Ramman,Kenanda ve Tevratta Rimmon;fırtına,yağmur ve bereket tanrısı olarak görevine devam ediyor.Kurandaki Rahman ve Rahmet kavramlarıyla çok fazla benzerlik içeriyor.
Aslında Kuranda Allah'ın isim ve sıfatlarına bir göz attığımızda birçok Mezopotamya tanrısıyla karşılaşıyoruz,bunun sebebiyse bir önceki süreçlerde yaşanılan henoteistik süreçlerde diğer tanrıların adlarının ana tanrının adı yada sıfatı haline gelmesi...
Bunun ilk örneğini Mardukda yaşıyoruz,birçok tanrı ismi Marduk'un adlarından biri haline getirilerek tek tanrıya geçiş için bir adım atılmıştır.

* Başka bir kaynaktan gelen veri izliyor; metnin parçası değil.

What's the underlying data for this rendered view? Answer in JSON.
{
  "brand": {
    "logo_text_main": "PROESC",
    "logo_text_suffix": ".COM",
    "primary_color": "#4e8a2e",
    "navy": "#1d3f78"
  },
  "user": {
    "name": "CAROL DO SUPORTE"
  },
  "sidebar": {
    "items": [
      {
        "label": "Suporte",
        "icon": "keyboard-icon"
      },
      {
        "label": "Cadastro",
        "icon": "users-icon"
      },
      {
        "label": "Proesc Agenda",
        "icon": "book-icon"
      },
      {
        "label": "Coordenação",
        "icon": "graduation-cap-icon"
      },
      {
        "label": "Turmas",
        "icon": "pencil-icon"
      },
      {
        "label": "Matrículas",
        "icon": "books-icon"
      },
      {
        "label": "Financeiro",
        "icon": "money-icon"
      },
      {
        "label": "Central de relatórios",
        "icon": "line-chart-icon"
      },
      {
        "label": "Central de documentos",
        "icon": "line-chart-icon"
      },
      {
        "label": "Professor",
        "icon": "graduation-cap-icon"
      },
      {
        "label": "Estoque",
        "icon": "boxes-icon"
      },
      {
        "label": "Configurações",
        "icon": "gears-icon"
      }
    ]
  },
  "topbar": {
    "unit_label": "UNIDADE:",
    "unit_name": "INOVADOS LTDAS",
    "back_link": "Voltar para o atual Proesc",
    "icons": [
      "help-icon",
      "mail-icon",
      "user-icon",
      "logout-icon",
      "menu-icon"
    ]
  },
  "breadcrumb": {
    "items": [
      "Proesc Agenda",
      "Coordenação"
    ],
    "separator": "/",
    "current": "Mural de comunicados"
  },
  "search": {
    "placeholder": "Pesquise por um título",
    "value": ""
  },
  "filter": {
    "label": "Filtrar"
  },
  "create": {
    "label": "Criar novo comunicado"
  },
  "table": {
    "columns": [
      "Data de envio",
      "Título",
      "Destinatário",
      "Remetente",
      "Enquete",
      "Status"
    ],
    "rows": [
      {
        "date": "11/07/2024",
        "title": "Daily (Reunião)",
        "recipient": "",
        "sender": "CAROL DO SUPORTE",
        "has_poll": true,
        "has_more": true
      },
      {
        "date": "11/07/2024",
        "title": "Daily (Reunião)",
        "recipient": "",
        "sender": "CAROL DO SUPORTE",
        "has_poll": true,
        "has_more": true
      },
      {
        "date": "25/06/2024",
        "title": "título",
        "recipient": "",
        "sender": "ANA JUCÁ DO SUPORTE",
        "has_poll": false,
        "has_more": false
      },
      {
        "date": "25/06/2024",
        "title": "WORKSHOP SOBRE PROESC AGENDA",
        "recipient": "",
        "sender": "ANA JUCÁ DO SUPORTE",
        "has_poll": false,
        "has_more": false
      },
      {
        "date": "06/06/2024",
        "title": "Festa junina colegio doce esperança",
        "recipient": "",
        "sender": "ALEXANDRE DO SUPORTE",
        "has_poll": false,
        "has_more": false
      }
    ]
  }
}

En net haliyleyse Asurlular zamanında yaşanmış,birçok tanrı Ashurda birleşmiştir.
Tüm Kuran tefsirleri Uzza'nın Aziz'in dişili olduğunu açıkça yazar,öyleyse yukarıdaki kural doğruysa bir zamanlar Aziz isimli bir tanrı yaşamış olmalı.
Gerçektende Palmira'nın Azizu'su,Mezopotamyada Azizo'dur ve yine yüce anlamına gelir.
Kuran'ın ''Malik''i de eski bir Levant tanrısıdır,Molek de..
Birçok din ve kültürde ay adlarının eski dinlerin tanrılarına dayandığı düşünüldüğünde İslam ayları da araştırılmalıdır;aslen Levant tanrısı olup ünü Mısır'a kadar yayılan Reshep'in Recep ayı haline dönüşmüş olabileceğini düşünüyorum,aynı şekilde Shamin-Şaban benzerliği de ilgi çekici...
İlk başta zorlama gibi duruyor ama farklı dillerdeki kaç ay isminin aslında tanrı adı olduğu düşünüldüğünde bir anlam taşıyor,Türkçeye geçen Mart,Mayıs,Temmuz,Ağustos adlarının da birer tanrı adı olduğunu unutmamak gerek.Tabi Kral Augustus'un ölümü sonrası tanrısallaştığını belirteyim.
Marduk konusundaysa Muazzez Hoca'nın ilginç bir tesbiti var;Kuranda Babil'in geçtiği tek ayette Harut ve Marut adlı yoldan çıkmış iki melekten bahsediyor,irade yoksunu varlıkların nasıl yoldan çıkabileceği çelişkisi bir yana Marduk ve Marut benzerlikleri de şaşırtıcıdır.